Tuesday, May 31, 2022

The Brazen Inscription

When I interviewed Bill Self in 2003, he liked to show me his Rudy collection but was cautious about revealing too much. I know if the Valentino family had not told him to stop talking to me I would have seen more, but that was not the case. His was a sort of carnival shell game of impressing me and hiding things from me. 

Usually Self had a few things on his coffee table which I could handle. This is shocking because artifacts of museum quality should not be handled without gloves, etc. But even those artifacts were deftly removed and fairly quickly. Michael Morris was very frustrated by that routine but he did get to enter the walk in closet at the top of Self's stairs and view the clothing for one minute. 

Self had a book shelf on the top of his stairs which held a collection of Rudy books. During one visit he removed a book, which was a copy of E. M. Hull's The Sheik. He did not hand it to me but opened it for a few seconds so I could see it was inscribed. He told me E.M. Hull inscribed it to Rudy and Alberto told him it was the only book Rudy ever read cover to cover. I remembered that precisely because I was surprised to hear this was, "the only book Rudy ever read cover to cover" And this was something Alberto said? 

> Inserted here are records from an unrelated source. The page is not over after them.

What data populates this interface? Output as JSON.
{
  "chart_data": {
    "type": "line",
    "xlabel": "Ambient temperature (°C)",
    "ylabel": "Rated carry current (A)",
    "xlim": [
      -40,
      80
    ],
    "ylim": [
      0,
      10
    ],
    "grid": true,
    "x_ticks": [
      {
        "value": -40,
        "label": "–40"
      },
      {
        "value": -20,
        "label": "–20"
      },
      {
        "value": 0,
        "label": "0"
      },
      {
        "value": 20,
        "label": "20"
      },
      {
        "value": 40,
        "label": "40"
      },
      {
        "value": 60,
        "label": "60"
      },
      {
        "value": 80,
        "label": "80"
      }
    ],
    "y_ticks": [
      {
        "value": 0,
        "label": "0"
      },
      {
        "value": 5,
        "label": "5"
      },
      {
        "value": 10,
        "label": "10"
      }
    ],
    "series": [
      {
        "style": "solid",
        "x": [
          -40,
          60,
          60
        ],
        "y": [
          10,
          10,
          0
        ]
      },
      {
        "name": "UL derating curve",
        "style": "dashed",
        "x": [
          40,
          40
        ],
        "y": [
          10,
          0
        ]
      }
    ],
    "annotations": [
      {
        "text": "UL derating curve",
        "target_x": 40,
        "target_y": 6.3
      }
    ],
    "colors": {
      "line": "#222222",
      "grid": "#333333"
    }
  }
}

So imagine my surprise when many years later the following was sent to me. (see below) Was this the same book Self so quickly closed and set back on his shelf? Or was there another book inscribed by Hull. I never got a chance to clarify. But why would Florey inscribe this to Self as if he was the author? I doubt somehow Rudy kept a copy of The Sheik on his bedroom bookshelf, perhaps he did. Did he have a bookshelf in his bedroom? Whatever the answer, whether there were two books or this was more of Self's slight-of-hand... I think in some ways Florey desecrated the book with his brazen inscription. And his dating it 1921 is quizzical and deceptive because Self was not in Hollywood then and would not arrive until the early 1950's.